Xamarin.Mac ahead of time compilation

Overview

Ahead of time (AOT) compilation is a powerful optimization technique for improving startup performance. However, it also affects your build time, application size, and program execution in profound ways. To understand the tradeoffs it imposes, we’re going to dive a bit into the compilation and execution of an application.

Code written in managed languages, such as C# and F#, is compiled to an intermediate representation called IL. This IL, stored in your library and program assemblies, is relatively compact and portable between processor architectures. IL, however, is only an intermediate set of instructions and at some point that IL will need to be translated into machine code specific to the processor.

There are two points in which this processing can be done:

  • Just in time (JIT) – During startup and execution of your application the IL is compiled in memory to machine code.
  • Ahead of time (AOT) – During build the IL is compiled and written out to native libraries and stored within your application bundle.
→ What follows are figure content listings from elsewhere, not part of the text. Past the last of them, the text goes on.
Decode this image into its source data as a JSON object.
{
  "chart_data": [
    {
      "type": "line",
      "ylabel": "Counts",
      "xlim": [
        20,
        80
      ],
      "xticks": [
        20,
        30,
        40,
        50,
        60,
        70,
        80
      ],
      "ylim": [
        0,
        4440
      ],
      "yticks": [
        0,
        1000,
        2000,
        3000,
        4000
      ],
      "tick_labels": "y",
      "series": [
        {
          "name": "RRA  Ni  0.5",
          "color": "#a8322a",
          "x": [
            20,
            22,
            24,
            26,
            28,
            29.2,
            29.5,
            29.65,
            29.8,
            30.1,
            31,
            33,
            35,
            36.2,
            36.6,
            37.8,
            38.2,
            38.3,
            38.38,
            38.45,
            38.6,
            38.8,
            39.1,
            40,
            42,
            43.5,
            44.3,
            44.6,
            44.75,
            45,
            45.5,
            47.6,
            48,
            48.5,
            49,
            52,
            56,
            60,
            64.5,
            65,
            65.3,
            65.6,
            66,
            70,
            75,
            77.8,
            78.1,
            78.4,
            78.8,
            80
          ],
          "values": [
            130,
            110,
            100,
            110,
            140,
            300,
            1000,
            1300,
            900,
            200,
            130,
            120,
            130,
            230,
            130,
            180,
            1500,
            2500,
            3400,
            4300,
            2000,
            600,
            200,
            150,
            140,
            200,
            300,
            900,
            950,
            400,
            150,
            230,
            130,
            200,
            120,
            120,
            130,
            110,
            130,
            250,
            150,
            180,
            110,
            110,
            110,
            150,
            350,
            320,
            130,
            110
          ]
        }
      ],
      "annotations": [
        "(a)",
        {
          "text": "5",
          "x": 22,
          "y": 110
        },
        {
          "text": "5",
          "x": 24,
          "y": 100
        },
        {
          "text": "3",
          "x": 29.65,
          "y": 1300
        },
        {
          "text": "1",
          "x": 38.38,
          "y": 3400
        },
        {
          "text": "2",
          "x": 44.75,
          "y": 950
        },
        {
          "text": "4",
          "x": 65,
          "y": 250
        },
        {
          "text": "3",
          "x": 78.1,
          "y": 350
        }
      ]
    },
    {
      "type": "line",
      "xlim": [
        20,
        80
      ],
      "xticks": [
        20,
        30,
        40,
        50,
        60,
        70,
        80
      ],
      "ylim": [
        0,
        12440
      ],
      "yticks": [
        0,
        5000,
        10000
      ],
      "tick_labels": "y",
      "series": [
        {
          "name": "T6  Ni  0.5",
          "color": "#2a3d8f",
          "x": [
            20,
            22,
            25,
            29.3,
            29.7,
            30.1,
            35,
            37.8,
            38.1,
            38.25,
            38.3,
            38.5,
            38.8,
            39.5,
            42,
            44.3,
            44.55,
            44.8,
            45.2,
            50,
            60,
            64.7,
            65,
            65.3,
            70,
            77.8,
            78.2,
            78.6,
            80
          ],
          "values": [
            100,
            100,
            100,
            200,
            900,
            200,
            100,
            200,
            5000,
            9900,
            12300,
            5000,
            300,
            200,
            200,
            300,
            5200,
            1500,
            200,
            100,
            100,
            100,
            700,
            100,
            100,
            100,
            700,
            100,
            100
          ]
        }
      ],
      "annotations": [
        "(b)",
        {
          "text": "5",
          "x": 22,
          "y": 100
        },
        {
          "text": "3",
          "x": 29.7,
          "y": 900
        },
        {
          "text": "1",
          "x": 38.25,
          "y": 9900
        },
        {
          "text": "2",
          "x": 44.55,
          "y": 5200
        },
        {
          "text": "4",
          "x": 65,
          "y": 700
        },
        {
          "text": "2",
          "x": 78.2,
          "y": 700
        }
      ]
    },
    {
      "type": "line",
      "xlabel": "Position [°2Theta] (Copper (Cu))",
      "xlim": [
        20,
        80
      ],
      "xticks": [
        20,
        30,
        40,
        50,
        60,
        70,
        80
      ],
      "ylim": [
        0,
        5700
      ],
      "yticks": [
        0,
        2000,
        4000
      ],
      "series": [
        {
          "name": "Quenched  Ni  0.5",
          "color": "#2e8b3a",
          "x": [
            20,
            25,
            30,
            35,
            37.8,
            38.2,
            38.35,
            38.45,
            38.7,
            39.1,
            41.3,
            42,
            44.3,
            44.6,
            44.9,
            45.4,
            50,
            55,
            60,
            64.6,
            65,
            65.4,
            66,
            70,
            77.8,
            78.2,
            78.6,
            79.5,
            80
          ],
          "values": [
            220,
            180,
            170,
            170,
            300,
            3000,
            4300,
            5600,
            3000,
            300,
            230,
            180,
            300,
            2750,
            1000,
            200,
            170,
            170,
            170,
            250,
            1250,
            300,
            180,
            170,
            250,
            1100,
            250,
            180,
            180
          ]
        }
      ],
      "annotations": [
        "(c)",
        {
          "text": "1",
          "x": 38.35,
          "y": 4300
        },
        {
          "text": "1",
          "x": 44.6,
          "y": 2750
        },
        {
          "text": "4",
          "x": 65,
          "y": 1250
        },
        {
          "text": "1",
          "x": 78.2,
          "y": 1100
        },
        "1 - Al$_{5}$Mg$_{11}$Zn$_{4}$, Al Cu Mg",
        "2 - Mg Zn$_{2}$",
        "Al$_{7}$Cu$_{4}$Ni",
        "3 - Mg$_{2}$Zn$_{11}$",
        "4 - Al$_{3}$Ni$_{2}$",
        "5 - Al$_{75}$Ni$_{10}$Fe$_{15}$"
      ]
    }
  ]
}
Each option has a number of benefits and tradeoffs:

  • JIT
    • Startup Time – JIT compilation must be done on startup. For most applications this is on the order of 100ms, but for large applications this time can be significantly more.
    • Execution – As the JIT code can be optimized for the specific processor being used, slightly better code can be generated. In most applications this is a few percentage points faster at most.
  • AOT
    • Startup Time – Loading pre-compiled dylibs is significantly faster than JIT assemblies.
    • Disk Space – Those dylibs can take a significant amount of disk space however. Depending on which assemblies are AOTed, it can double or more the size of the code portion of your application.
    • Build Time – AOT compilation is significantly slower that JIT and will slow builds using it. This slowdown can range from seconds up to a minute or more, depending on the size and number of assemblies compiled.
    • Obfuscation – As the IL, which is significantly easier to reverse engineer than machine code, is not necessarily required it can be stripped to help obfuscate sensitive code. This requires the "Hybrid” option describe below.

Enabling AOT

AOT options will be added to the Mac Build pane in a future update. Until then, enabling AOT requires passing a command line argument via the “Additional mmp arguments” field in Mac Build. The options are as follows:

--aot[=VALUE]          Specify assemblies that should be AOT compiled
                          - none - No AOT (default)
                          - all - Every assembly in MonoBundle
                          - core - Xamarin.Mac, System, mscorlib
                          - sdk - Xamarin.Mac.dll and BCL assemblies
                          - |hybrid after option enables hybrid AOT which
                          allows IL stripping but is slower (only valid
                          for 'all')
                          - Individual files can be included for AOT via +
                          FileName.dll and excluded via -FileName.dll

                          Examples:
                            --aot:all,-MyAssembly.dll
                            --aot:core,+MyOtherAssembly.dll,-mscorlib.dll

Hybrid AOT

During execution of a macOS application the runtime defaults to using machine code loaded from the native libraries produced by AOT compilation. There are, however, some areas of code such as trampolines, where JIT compilation can produce significantly more optimized results. This requires the managed assemblies IL to be available. On iOS, applications are restricted from any use of JIT compilation; those section of code are AOT compiled as well.

The hybrid option instructs the compiler to both compile these section (like iOS) but also to assume that the IL will not be available at runtime. This IL can then be stripped post build. As noted above, the runtime will be forced to use less optimized routines in some places.

Further considerations

The negative consequences of AOT scale with the sizes and number of assemblies processed. The Full target framework for example contains a significantly larger Base Class Library (BCL) than Modern, and thus AOT will take significantly longer and produce larger bundles. This is compounded by the Full target framework’s incompatibility with Linking, which strips out unused code. Consider moving your application to Modern and enabling Linking for the best results.

One additional benefit of AOT comes with improved interactions with native debugging and profiling toolchains. Since a vast majority of the codebase will be compiled ahead of time, it will have function names and symbols that are easier to read inside native crash reports, profiling, and debugging. JIT generated functions do not have these names and often show up as unnamed hex offsets that are very difficult to resolve.